During the summer months, Museo Picasso Málaga will be hosting the exhibition Bruce Nauman. Rooms, Bodies, Words. Bruce Nauman (Fort Wayne, Indiana, 1941) has spent more than 50 years inventing ways to convey both the moral hazards and the excitement of being alive. Employing a huge range of materials and working methods, he reveals how the mutable experiences of time, space, movement and language provide an unstable foundation for understanding our place in the world. For Nauman, both making and looking at art involves “doing things that you don’t particularly want to do, putting yourself in unfamiliar situations, following resistances to find out why you’re resisting.” His work compels the viewer to abandon the safety of the familiar, keeping us alert, ever vigilant, and wary of being seduced by easy answers. Research is essential to Bruce Nauman. It is present as part of his creative process.

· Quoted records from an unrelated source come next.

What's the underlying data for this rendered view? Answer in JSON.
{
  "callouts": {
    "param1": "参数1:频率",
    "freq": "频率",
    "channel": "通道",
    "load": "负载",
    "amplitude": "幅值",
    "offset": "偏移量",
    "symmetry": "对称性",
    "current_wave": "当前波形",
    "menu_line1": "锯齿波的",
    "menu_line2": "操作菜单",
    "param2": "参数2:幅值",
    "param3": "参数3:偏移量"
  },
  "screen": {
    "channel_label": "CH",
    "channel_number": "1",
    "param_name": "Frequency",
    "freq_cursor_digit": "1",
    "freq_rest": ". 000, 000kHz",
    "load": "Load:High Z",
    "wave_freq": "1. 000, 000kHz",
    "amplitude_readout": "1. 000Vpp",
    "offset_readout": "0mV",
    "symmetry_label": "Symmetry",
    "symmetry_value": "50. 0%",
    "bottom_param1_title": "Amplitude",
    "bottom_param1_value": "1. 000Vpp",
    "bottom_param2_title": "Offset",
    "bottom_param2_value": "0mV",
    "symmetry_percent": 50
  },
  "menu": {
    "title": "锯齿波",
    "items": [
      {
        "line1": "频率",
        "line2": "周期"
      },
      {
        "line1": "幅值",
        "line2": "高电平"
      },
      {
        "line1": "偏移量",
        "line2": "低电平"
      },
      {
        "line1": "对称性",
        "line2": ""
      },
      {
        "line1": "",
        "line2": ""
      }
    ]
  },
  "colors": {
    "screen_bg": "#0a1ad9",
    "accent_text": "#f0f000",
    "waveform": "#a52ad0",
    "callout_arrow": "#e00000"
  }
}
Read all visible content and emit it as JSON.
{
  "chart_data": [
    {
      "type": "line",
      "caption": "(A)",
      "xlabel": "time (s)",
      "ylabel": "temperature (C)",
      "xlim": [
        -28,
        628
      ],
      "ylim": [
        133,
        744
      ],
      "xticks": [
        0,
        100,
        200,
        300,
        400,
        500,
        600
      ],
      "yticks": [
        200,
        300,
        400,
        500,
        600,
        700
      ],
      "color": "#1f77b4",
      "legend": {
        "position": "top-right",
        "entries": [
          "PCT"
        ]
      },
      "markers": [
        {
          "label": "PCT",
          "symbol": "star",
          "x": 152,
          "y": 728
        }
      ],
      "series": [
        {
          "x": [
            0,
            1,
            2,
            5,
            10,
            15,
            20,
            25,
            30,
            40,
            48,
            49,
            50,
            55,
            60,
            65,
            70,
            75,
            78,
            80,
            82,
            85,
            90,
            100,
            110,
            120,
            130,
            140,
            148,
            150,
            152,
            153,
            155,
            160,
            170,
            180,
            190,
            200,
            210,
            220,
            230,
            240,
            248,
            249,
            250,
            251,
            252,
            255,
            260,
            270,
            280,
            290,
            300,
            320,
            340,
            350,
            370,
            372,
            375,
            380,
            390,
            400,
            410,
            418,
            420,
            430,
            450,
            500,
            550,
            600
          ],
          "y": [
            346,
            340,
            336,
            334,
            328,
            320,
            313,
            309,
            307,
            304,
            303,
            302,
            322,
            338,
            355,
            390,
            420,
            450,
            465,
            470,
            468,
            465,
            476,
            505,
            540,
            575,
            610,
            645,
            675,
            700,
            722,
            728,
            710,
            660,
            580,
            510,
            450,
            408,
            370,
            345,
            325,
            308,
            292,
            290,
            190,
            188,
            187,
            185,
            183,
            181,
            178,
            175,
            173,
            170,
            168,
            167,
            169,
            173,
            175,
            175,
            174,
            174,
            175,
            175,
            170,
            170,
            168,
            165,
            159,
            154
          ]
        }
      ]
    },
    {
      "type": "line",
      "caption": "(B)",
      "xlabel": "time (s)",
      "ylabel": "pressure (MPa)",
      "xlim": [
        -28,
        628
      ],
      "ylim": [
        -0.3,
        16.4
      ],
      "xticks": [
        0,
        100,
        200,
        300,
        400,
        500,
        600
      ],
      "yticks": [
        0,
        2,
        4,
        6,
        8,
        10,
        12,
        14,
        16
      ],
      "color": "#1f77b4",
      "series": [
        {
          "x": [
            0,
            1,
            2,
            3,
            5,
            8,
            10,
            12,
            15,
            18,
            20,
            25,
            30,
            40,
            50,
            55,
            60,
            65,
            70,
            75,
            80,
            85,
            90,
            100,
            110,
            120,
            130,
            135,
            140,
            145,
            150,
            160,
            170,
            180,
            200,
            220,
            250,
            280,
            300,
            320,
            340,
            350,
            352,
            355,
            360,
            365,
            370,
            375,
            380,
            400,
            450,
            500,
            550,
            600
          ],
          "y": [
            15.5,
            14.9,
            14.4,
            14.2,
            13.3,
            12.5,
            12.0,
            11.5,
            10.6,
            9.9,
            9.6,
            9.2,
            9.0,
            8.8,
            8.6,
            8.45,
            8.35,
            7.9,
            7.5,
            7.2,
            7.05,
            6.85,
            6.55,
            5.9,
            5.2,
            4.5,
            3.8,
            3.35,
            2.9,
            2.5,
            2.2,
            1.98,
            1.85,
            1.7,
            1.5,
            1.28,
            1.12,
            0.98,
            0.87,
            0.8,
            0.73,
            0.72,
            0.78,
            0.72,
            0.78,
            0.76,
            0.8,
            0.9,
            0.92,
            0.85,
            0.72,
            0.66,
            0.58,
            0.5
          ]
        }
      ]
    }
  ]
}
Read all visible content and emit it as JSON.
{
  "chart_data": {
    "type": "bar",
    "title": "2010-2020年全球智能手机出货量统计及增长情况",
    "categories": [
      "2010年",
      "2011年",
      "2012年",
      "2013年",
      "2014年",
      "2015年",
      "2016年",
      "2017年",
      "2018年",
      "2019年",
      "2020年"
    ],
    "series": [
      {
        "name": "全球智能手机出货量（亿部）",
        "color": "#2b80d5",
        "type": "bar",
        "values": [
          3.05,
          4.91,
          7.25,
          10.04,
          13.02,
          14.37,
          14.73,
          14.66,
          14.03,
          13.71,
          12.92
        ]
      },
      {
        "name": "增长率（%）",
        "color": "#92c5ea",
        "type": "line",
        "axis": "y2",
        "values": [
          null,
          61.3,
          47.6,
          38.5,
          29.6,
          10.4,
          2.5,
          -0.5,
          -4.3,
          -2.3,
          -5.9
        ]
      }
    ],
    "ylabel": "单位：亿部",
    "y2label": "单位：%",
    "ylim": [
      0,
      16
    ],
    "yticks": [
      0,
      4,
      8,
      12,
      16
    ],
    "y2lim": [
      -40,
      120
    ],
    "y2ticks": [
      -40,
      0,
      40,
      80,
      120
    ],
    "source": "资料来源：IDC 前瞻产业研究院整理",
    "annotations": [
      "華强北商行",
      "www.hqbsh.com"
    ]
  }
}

The diverse elements that make up Nauman’s work, and whose origins lie in such apparently dissimilar and hermetic areas as philosophy, conjuring and choreography, involve gaining or attempting to gain control over the viewer’s experience of an event, action or situation. The artist proposes actions that elicit emotional and physical responses and perceptive psychological suggestions from the viewer and, in many cases, they involve the creation of a cacophony of sound and images. With this selection of corridors, neon lights, sculptures, installations, audiovisual works, architectural structures, performances and works on paper, the exhibition at Museo Picasso Málaga aims to illustrate the thinking and ethical views of Bruce Nauman. His irony and incisiveness are apparent in his plays-on-words and in the relationships that are established between viewer, space and artwork.
Jointly curated by Prof. Eugen Blume, from Germany, and the artistic director of Museo Picasso Málaga, José Lebrero Stals, this is the first large-format exhibition of Nauman’s work in Spain for 25 years.